The opponent for Minshew’s likely first start of the season, granted, is less than ideal. The Cowboys have the second-best pass defense in the NFL (191.6 yards per game), are tops in takeaways (26) and second in sacks with 49. He’ll have his hands full.

“I think they’re the best pass-rush unit in the league,” right tackle Lane Johnson said. “[Linebacker] Micah Parsons is a dynamic player. [Defensive ends] DeMarcus Lawrence, Sam Williams, all those guys across the board. So they’re no joke. They play hard, they play well.”

Is Minshew an effective QB stopgap?

Hurts has been performing at an MVP clip. His prowess as a runner (he has 13 rush touchdowns, just one behind the all-time single-season leader for quarterbacks, Cam Newton) has made life hard on defenses while his improvements as a passer (67.3% completion rate, up from 61.3% in 2021) have made the Eagles offense explosive.

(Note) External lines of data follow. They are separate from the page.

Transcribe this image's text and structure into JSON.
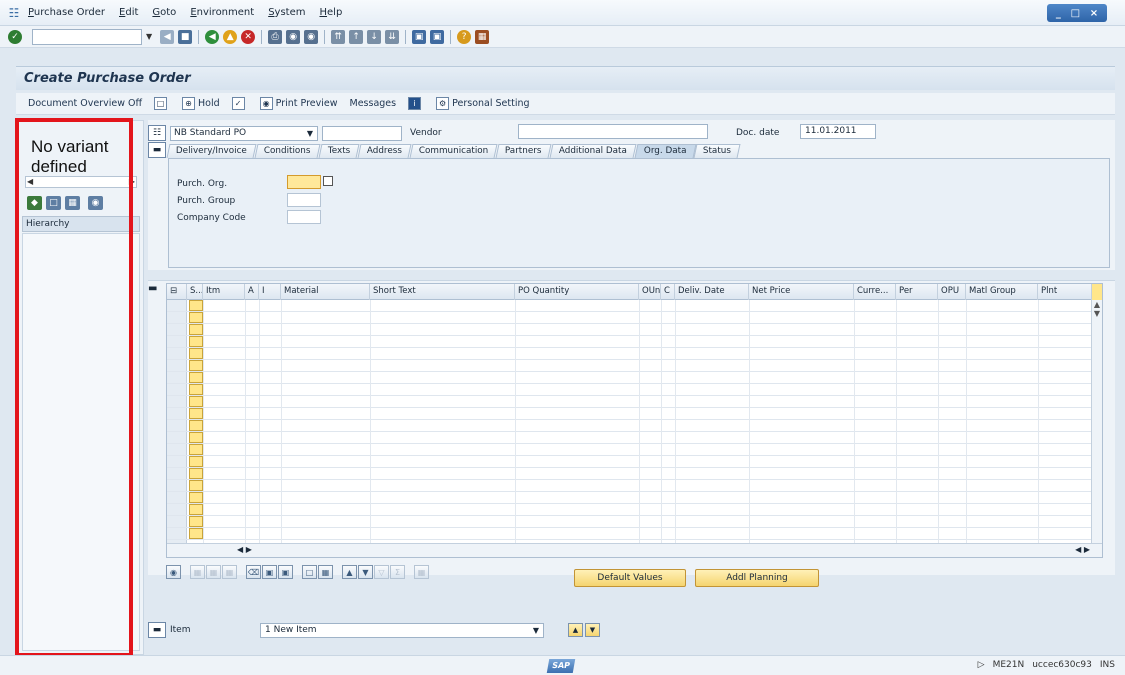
{
  "menu": {
    "items": [
      "Purchase Order",
      "Edit",
      "Goto",
      "Environment",
      "System",
      "Help"
    ]
  },
  "window_controls": [
    "_",
    "□",
    "×"
  ],
  "title": "Create Purchase Order",
  "app_toolbar": {
    "doc_overview": "Document Overview Off",
    "hold": "Hold",
    "print_preview": "Print Preview",
    "messages": "Messages",
    "personal_setting": "Personal Setting"
  },
  "left_nav": {
    "variant_text": "No variant defined",
    "hierarchy": "Hierarchy"
  },
  "header": {
    "order_type": "NB Standard PO",
    "vendor_label": "Vendor",
    "vendor_value": "",
    "doc_date_label": "Doc. date",
    "doc_date_value": "11.01.2011",
    "tabs": [
      "Delivery/Invoice",
      "Conditions",
      "Texts",
      "Address",
      "Communication",
      "Partners",
      "Additional Data",
      "Org. Data",
      "Status"
    ],
    "active_tab": "Org. Data",
    "fields": {
      "purch_org": "Purch. Org.",
      "purch_group": "Purch. Group",
      "company_code": "Company Code"
    }
  },
  "items_table": {
    "columns": [
      "S...",
      "Itm",
      "A",
      "I",
      "Material",
      "Short Text",
      "PO Quantity",
      "OUn",
      "C",
      "Deliv. Date",
      "Net Price",
      "Curre...",
      "Per",
      "OPU",
      "Matl Group",
      "Plnt"
    ],
    "row_count": 20
  },
  "buttons": {
    "default_values": "Default Values",
    "addl_planning": "Addl Planning"
  },
  "item_select": {
    "label": "Item",
    "value": "1 New Item"
  },
  "status": {
    "logo": "SAP",
    "transaction": "ME21N",
    "system": "uccec630c93",
    "mode": "INS"
  }
}
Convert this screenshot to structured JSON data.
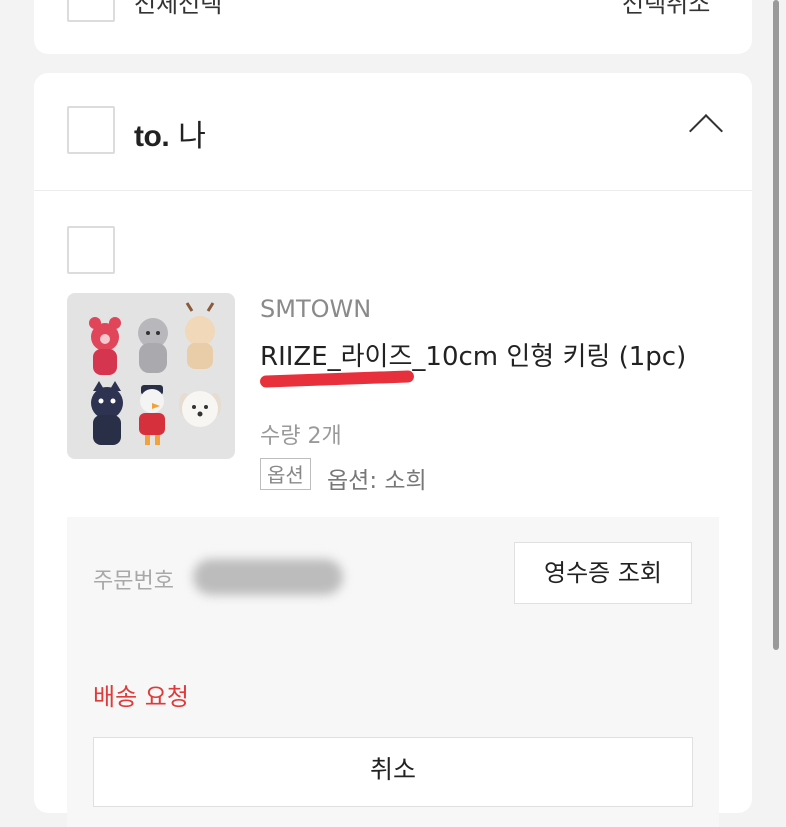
{
  "top_bar": {
    "select_all_label": "전체선택",
    "deselect_all_label": "선택취소"
  },
  "shop": {
    "logo_prefix": "to.",
    "logo_suffix": "나"
  },
  "product": {
    "brand": "SMTOWN",
    "title": "RIIZE_라이즈_10cm 인형 키링 (1pc)",
    "quantity": "수량 2개",
    "option_badge": "옵션",
    "option_value": "옵션: 소희"
  },
  "order": {
    "order_number_label": "주문번호",
    "receipt_button": "영수증 조회",
    "delivery_request": "배송 요청",
    "cancel_button": "취소"
  },
  "colors": {
    "accent_red": "#e03a3a",
    "background": "#f3f3f3"
  }
}
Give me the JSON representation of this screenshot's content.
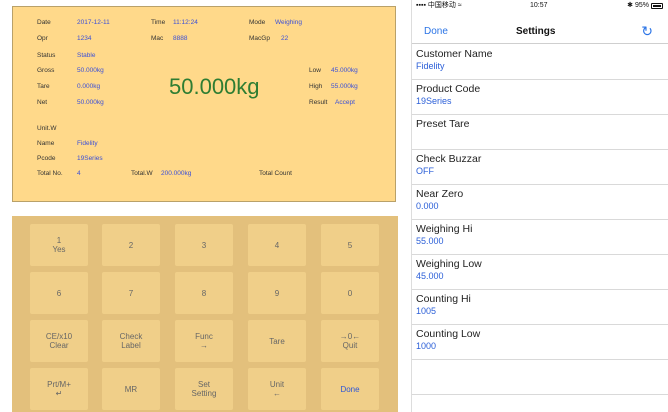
{
  "display": {
    "date_label": "Date",
    "date": "2017-12-11",
    "time_label": "Time",
    "time": "11:12:24",
    "mode_label": "Mode",
    "mode": "Weighing",
    "opr_label": "Opr",
    "opr": "1234",
    "mac_label": "Mac",
    "mac": "8888",
    "macgp_label": "MacGp",
    "macgp": "22",
    "status_label": "Status",
    "status": "Stable",
    "gross_label": "Gross",
    "gross": "50.000kg",
    "tare_label": "Tare",
    "tare": "0.000kg",
    "net_label": "Net",
    "net": "50.000kg",
    "big_weight": "50.000kg",
    "low_label": "Low",
    "low": "45.000kg",
    "high_label": "High",
    "high": "55.000kg",
    "result_label": "Result",
    "result": "Accept",
    "unitw_label": "Unit.W",
    "name_label": "Name",
    "name": "Fidelity",
    "pcode_label": "Pcode",
    "pcode": "19Series",
    "totalno_label": "Total No.",
    "totalno": "4",
    "totalw_label": "Total.W",
    "totalw": "200.000kg",
    "totalcount_label": "Total Count"
  },
  "keypad": {
    "keys": [
      {
        "l1": "1",
        "l2": "Yes"
      },
      {
        "l1": "2",
        "l2": ""
      },
      {
        "l1": "3",
        "l2": ""
      },
      {
        "l1": "4",
        "l2": ""
      },
      {
        "l1": "5",
        "l2": ""
      },
      {
        "l1": "6",
        "l2": ""
      },
      {
        "l1": "7",
        "l2": ""
      },
      {
        "l1": "8",
        "l2": ""
      },
      {
        "l1": "9",
        "l2": ""
      },
      {
        "l1": "0",
        "l2": ""
      },
      {
        "l1": "CE/x10",
        "l2": "Clear"
      },
      {
        "l1": "Check",
        "l2": "Label"
      },
      {
        "l1": "Func",
        "l2": "→"
      },
      {
        "l1": "Tare",
        "l2": ""
      },
      {
        "l1": "→0←",
        "l2": "Quit"
      },
      {
        "l1": "Prt/M+",
        "l2": "↵"
      },
      {
        "l1": "MR",
        "l2": ""
      },
      {
        "l1": "Set",
        "l2": "Setting"
      },
      {
        "l1": "Unit",
        "l2": "←"
      },
      {
        "l1": "Done",
        "l2": ""
      }
    ]
  },
  "phone": {
    "carrier": "中国移动",
    "clock": "10:57",
    "battery": "95%",
    "nav_done": "Done",
    "nav_title": "Settings",
    "rows": [
      {
        "label": "Customer Name",
        "value": "Fidelity"
      },
      {
        "label": "Product Code",
        "value": "19Series"
      },
      {
        "label": "Preset Tare",
        "value": ""
      },
      {
        "label": "Check Buzzar",
        "value": "OFF"
      },
      {
        "label": "Near Zero",
        "value": "0.000"
      },
      {
        "label": "Weighing Hi",
        "value": "55.000"
      },
      {
        "label": "Weighing Low",
        "value": "45.000"
      },
      {
        "label": "Counting Hi",
        "value": "1005"
      },
      {
        "label": "Counting Low",
        "value": "1000"
      }
    ]
  }
}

Still, Minshew is set up well for success. The offensive line ranks seventh in pass-block win rate (64 percent); Brown (first, 94 rating) and Smith (12th, 77 rating) are the highest-rated receiver combo in the league, per ESPN’s metrics; running back Miles Sanders is fifth in rush yards (1,110) and rush touchdowns (11); and the defense is tops in pass rush win rate (53 percent), sacks (55) and interceptions (15).

Nothing can take away from Hurts’ accomplishments this year. But with 41 career touchdowns to 12 interceptions and 22 starts under his belt, the 26-year-old Minshew has proven that he can get the job done. And he’s never been better set up in terms of a supporting cast.